The answer is: In several complicated steps, starting with the Latin copia, "abundance." The word could also mean "power" or "right," says John Ayto's Dictionary of Word Origins, "and it appears that its use in such phrases as 'give someone the right to transcribe' led to its application to 'right of reproduction' and ultimately to simply 'reproduction.' "

This was in medieval Latin, before copy became an English word, meaning a written transcript. As early as the 1500s, though, the word was applied to any written text, original or reproduction. And this leads naturally to original copy, designating the earliest version or the model that was transcribed. The Oxford English Dictionary has an example from 1649, a reference to "the Original Copy" of a tract "Manuscrib'd by the King [Charles I] himself."

Even the journalist's sense of copy - the writer's work submitted for publication - takes on a modern flavor at an early date: In Thomas Nashe's polemical pamphlet "Have with Thee to Saffron Walden" (1596), a speaker says "More Copie, More Copie; we [lose] a great deale of time for want of Text."

So it's a few centuries too late to be complaining that copy has two contradictory senses - except, of course, when it's just for fun.

. . .

AUTUMN CHECKLIST: The pencils are sharp, the ink cartridges are full, and the desktops, horizontal and vertical, have been tidied up for fall. Now for a bit of Word housekeeping:

{bull} The other Jan Freeman: Yes, there are two of us, writing and editing and living in Massachusetts. Jan Freeman, the poet and publisher, lives and works in the Pioneer Valley. And I've always assumed that our respective readers knew who was who.

And then, this summer, my cousin in Hartford sent an e-mail with the subject line "You're a poet and I didn't know it." She reproached me for not telling her I was doing a reading in her home city.

So at last I e-mailed the other Jan to ask if she had similar stories. Did she ever: When her family was sitting shiva for her father last summer, she said, an aunt who had just been in Boston said "she was thrilled to see my column in the Globe."

We met for a Coke the other day, and now we're pretty sure we can tell each other apart. If you'd like to know more, though, you can see photos at

*And speaking of the blog: It's a good place to visit for extra Word tidbits, footnotes to the Sunday columns, answers to questions, and links to the many smart language bloggers out there. Come, stay, comment!

* E-mail: I mean to answer it all, but it keeps outrunning me. So if a question is still bugging you, send it again. (I'm happy to get regular mail, too, but I probably won't answer it.)

It's nice to have your name and hometown, but they're not required, and names are withheld on request. Much more important is the subject line, so here's my annual plea: When you e-mail, use a subject line with an actual subject.
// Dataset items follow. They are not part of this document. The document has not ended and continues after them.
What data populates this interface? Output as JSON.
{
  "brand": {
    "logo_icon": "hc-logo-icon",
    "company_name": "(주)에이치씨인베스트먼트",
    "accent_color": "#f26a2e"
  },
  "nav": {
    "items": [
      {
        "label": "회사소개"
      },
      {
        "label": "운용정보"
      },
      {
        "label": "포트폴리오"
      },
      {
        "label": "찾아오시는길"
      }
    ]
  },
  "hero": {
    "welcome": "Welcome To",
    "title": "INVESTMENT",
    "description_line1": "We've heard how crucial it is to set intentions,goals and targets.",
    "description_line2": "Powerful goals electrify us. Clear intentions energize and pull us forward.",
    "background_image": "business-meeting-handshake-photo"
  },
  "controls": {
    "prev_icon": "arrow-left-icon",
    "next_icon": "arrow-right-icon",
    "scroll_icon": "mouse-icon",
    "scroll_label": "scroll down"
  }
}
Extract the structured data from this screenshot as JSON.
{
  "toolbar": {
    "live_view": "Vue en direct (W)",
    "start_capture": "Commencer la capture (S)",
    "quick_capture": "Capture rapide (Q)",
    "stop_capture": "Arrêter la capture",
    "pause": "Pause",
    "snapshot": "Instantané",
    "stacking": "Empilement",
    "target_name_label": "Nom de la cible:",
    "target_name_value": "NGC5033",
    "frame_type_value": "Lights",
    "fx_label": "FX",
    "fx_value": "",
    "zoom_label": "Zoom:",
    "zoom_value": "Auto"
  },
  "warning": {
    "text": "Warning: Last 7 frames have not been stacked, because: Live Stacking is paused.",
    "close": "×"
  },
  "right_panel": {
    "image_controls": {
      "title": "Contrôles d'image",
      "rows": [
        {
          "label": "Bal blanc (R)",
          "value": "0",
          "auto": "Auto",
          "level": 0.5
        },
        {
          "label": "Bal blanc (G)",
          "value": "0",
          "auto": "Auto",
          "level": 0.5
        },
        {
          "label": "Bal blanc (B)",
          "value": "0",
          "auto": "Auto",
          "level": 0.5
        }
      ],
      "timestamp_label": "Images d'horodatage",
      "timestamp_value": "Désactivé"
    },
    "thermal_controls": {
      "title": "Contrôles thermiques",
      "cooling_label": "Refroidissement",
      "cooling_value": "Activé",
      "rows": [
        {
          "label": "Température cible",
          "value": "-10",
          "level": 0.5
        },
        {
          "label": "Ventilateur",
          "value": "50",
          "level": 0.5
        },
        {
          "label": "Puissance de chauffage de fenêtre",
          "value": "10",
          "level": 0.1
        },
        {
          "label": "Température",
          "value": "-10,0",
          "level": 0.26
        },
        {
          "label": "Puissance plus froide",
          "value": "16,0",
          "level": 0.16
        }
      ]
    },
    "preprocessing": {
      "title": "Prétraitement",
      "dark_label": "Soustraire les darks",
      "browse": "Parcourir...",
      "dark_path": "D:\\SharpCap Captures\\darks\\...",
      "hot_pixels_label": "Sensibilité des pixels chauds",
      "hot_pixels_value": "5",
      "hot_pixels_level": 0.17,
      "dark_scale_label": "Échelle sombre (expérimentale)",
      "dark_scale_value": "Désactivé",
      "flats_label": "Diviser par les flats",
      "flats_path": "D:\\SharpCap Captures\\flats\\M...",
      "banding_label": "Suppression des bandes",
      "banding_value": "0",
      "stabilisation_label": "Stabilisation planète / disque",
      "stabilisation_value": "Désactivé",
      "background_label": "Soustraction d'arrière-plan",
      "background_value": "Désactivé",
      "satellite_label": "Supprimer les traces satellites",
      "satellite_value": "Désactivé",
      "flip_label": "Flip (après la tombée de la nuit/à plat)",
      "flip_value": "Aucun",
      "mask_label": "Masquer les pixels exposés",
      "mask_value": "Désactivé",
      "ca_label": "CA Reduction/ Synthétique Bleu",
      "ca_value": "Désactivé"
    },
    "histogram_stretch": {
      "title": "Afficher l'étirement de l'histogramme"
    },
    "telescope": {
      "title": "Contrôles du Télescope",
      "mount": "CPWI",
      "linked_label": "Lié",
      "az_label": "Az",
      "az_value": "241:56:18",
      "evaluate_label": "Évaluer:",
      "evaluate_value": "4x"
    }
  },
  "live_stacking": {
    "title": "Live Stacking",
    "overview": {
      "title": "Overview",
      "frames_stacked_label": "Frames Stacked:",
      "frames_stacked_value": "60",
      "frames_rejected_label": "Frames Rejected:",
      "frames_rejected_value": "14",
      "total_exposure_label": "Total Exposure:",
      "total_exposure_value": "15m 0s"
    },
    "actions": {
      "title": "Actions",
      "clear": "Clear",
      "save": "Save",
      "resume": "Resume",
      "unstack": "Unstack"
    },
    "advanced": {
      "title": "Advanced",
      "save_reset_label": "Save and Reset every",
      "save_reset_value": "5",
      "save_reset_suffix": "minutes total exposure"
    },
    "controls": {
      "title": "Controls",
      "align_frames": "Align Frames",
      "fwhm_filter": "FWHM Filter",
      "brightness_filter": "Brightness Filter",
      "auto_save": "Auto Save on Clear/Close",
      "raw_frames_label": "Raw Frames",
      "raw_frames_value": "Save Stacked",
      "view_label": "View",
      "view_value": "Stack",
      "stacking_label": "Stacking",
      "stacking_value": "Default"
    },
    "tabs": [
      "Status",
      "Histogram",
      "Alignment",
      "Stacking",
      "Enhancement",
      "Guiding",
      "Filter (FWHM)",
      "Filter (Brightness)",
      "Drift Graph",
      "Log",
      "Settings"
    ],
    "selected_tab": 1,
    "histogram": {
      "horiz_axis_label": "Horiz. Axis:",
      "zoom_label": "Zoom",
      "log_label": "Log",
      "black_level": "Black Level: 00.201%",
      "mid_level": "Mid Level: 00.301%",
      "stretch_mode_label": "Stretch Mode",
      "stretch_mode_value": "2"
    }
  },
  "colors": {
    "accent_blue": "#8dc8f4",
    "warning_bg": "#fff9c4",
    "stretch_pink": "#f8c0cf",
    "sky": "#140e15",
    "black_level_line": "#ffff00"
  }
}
There's no way "Your column of 7/11" will evoke the topic, and "Confused!" is not the best way to signal that you have a really interesting question. Good subject lines are "Subjunctive," "Canceled vs. postponed," "Why do people say 'is is'?" If I see those words every time I scan the inbox, I'm much more likely to respond.

That said, no matter what the label, I read and appreciate every e-mail from every reader - and maybe, some year soon, I'll be answering every one as well.